We’ve grown used to wearing activity trackers: a good thing in helping overcome a natural, ‘nanny-state' resistance to wearing gadgets that feed data to our doctors. It’s one reason why the advent of, for example, smart inhalers to tackle respiratory disease has been a success, as well as wearable pain-relief systems from Quell and sleep enhancers from Kokoon. They can be life-saving too. Dexcom, a California based company, has created a 24/7 glucose monitor which connects wirelessly to a smartphone or watch, allowing the user to read and share blood sugar levels with anyone, and sends an alert when patients are at risk.
Certainly, such private start-ups are set to prove crucial in their pursuit of a potentially massive market for, importantly, clinical-grade, data-streaming devices. And small wonder when the global wearables market is predicted to grow from US$23 billion today to US$175 billion by the end of the decade, much of that market being medical.

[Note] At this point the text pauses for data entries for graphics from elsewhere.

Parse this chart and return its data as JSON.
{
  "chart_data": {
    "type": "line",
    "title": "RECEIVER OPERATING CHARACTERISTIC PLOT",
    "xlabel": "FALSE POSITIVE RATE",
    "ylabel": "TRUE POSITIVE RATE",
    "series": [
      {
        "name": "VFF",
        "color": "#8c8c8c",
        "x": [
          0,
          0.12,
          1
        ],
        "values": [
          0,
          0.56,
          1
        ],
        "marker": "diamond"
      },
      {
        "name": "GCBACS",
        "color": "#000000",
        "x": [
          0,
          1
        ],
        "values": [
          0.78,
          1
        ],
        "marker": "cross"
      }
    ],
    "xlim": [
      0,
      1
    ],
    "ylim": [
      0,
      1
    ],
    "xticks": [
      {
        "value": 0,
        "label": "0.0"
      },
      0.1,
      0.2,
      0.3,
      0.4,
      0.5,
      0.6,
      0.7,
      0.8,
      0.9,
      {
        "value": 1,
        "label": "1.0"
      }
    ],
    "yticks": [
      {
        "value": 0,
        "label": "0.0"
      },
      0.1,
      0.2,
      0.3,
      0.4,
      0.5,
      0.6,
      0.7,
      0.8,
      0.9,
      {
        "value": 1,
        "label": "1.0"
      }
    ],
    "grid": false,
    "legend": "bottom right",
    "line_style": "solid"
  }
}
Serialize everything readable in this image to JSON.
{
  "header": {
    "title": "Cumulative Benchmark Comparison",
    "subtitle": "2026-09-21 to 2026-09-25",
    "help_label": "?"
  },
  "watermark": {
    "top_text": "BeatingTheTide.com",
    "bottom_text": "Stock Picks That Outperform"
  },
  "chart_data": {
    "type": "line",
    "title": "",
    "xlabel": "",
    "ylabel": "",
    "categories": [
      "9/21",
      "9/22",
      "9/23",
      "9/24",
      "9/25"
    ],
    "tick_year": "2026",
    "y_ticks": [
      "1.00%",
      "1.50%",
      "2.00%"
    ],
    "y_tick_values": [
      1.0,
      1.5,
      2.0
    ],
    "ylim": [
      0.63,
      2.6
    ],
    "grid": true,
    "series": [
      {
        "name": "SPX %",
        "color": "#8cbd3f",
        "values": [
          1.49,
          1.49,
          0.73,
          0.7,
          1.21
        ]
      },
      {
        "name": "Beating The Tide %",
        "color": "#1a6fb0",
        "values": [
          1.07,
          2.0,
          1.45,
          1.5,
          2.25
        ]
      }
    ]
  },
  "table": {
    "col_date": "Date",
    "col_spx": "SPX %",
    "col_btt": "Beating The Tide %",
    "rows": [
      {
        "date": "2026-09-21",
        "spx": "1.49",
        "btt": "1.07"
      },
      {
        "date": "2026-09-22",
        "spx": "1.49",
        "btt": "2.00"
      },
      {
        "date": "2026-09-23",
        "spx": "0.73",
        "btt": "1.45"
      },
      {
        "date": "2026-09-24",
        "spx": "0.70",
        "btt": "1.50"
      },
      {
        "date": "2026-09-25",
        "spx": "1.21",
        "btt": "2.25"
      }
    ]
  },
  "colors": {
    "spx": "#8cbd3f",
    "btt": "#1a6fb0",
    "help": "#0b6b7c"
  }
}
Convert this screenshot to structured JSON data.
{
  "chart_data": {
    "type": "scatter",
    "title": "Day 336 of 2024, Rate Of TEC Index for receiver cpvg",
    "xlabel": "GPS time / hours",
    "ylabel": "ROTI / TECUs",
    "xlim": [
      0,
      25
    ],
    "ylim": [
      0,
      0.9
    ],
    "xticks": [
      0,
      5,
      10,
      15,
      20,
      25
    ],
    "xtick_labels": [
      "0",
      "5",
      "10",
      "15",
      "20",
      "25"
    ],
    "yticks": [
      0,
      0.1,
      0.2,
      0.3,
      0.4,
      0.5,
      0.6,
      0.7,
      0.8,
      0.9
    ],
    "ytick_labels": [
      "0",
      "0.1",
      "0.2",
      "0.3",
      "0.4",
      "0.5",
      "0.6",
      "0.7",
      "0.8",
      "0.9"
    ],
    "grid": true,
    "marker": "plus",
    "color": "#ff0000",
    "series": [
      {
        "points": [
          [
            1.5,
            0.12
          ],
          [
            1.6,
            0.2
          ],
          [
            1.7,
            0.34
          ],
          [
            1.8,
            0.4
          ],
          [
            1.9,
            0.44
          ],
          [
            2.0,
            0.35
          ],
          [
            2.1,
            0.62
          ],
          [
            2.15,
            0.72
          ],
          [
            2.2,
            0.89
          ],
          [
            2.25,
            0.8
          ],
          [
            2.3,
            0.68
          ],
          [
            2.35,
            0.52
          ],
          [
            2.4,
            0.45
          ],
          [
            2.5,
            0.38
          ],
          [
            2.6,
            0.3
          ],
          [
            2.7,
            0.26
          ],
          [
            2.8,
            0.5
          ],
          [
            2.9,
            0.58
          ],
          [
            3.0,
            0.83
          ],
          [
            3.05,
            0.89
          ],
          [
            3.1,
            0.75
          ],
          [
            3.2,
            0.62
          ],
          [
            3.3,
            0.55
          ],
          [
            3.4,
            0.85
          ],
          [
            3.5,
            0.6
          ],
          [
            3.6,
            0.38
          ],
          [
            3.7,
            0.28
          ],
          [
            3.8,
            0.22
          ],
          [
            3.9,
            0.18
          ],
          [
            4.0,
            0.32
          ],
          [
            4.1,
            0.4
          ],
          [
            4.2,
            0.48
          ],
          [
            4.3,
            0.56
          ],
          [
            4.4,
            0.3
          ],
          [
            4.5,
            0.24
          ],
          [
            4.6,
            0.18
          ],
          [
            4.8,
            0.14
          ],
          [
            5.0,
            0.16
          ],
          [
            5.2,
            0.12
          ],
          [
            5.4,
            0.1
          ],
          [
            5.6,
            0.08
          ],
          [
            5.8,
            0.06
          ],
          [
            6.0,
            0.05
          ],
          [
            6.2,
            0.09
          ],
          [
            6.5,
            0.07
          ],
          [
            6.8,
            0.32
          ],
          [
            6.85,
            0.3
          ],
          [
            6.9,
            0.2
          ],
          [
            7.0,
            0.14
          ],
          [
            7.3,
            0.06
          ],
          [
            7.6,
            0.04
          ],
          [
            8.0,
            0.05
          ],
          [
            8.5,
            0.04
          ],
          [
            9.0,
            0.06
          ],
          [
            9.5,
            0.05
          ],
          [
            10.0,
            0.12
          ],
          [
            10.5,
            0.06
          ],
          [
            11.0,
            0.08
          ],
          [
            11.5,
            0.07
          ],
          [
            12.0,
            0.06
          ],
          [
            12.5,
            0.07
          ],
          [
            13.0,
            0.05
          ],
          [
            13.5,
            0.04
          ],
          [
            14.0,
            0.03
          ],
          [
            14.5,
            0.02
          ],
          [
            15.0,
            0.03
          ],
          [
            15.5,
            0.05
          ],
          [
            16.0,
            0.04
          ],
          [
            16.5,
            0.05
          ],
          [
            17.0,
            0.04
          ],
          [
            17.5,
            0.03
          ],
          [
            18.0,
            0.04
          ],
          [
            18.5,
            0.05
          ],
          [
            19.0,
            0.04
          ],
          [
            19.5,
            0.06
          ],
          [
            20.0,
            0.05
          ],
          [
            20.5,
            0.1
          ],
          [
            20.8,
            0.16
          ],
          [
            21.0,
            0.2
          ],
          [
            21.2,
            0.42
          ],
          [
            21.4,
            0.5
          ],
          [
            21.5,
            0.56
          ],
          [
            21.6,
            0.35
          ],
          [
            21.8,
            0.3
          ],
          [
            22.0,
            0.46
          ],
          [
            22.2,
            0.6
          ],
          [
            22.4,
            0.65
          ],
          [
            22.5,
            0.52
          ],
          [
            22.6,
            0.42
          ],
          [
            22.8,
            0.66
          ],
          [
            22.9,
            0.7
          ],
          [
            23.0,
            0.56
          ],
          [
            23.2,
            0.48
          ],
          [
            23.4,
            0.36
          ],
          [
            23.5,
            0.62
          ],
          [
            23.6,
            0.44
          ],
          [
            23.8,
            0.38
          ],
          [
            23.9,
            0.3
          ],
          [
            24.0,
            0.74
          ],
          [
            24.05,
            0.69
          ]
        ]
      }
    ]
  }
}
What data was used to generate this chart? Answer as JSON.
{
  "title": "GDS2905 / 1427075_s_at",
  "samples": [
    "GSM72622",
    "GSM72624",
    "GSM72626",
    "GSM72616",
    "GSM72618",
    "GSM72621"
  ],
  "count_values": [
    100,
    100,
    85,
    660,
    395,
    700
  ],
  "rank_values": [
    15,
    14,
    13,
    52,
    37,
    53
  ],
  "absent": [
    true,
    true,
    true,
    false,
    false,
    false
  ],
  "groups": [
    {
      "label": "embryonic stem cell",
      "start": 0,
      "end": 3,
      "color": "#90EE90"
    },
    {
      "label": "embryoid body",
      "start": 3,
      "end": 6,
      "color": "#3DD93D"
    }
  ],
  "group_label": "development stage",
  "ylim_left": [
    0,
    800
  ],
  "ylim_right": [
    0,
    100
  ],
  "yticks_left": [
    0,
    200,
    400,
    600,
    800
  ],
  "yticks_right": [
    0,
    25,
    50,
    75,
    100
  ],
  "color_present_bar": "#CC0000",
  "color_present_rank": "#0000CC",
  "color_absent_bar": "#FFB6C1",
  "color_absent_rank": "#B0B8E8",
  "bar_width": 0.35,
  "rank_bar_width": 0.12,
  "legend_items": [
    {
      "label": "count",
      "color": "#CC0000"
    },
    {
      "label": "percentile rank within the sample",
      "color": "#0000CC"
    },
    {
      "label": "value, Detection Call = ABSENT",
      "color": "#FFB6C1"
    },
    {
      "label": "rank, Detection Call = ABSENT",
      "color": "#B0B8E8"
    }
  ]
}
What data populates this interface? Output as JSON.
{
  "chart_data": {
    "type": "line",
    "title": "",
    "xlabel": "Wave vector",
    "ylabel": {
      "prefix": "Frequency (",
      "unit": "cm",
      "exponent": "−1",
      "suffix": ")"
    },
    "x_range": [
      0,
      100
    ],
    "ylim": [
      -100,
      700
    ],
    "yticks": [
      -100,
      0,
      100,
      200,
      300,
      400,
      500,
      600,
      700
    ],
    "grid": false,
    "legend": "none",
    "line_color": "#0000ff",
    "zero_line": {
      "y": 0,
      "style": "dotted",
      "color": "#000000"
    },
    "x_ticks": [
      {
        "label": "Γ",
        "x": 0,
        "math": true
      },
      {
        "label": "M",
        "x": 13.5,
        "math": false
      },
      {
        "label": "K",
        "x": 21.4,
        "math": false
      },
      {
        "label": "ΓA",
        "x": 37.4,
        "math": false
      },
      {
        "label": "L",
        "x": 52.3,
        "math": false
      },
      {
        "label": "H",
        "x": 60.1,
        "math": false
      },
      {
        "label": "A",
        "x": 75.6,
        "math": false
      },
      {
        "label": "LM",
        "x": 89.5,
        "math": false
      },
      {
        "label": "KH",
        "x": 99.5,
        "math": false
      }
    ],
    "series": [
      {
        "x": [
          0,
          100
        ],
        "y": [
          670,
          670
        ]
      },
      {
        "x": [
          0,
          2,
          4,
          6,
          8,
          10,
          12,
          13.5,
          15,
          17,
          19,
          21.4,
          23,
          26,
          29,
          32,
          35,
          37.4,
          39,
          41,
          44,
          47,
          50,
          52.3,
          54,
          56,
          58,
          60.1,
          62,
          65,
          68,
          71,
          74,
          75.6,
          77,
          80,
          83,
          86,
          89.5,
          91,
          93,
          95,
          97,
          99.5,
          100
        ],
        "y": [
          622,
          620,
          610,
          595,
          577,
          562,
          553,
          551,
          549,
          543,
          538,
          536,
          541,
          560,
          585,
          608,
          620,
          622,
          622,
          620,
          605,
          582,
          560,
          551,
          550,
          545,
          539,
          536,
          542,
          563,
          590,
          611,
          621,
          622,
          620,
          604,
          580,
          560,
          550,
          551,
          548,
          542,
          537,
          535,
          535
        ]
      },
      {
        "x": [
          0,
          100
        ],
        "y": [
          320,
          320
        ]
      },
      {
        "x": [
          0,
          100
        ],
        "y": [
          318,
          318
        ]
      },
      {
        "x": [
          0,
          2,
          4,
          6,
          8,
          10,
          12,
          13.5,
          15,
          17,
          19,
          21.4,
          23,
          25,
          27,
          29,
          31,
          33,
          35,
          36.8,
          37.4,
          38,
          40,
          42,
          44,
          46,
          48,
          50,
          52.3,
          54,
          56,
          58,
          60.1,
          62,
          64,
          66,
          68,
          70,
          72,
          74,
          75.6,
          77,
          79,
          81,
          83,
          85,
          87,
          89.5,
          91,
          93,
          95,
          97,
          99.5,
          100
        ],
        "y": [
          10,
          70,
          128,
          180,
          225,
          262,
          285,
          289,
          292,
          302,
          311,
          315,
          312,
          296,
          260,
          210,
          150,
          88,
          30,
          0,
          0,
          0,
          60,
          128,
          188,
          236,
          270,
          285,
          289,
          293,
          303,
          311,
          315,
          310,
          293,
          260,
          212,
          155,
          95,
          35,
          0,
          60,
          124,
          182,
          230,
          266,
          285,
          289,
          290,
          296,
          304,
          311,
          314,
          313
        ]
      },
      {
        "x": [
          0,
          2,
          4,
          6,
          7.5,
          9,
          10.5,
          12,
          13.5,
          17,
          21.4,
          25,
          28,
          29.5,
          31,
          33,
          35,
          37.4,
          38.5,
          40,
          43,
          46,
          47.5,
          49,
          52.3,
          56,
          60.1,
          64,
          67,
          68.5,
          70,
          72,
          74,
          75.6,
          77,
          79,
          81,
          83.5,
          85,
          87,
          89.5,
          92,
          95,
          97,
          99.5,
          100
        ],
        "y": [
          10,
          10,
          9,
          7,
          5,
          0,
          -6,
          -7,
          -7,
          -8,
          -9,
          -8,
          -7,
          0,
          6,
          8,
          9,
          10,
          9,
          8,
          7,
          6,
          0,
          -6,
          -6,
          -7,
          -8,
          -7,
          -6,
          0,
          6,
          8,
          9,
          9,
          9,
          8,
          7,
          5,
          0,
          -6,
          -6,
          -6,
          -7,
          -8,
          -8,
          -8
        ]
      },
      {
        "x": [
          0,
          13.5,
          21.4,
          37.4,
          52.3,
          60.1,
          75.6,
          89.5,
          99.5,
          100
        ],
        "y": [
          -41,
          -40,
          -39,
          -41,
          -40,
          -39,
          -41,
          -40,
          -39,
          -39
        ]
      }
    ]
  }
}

Such is the expected demand for services providing this data that even Fitbit, the company that drove the trend for fitness-oriented wearables has, since that market became swamped with cheaper me-too alternatives, as well as smartphone apps, turned its attention to working with healthcare providers.
In shifting from making lifestyle tools to medical ones, the company is working on a system that would be able to monitor medication adherence. It has recently acquired Twine Health, which has developed a platform for asynchronous communications between patient and doctor, using data from connected medical devices, and launched a partnership with Google Cloud.
Nudges such as cheaper health insurance, education in wearables’ benefits and reassurances regarding security will all help. But, ultimately, it’s the miniaturisation of wireless and powerless sensors that will encourage their take-up, while also allowing for a constant, 24/7 stream of our individual health data to health professionals without the need for our involvement. And ever more discrete health wearables are coming, slowly. Proteus Digital Health, for example, has developed a digestible sensor that relays information to a connected skin patch, something not long ago worthy of a Black Mirror episode but increasingly, a reality.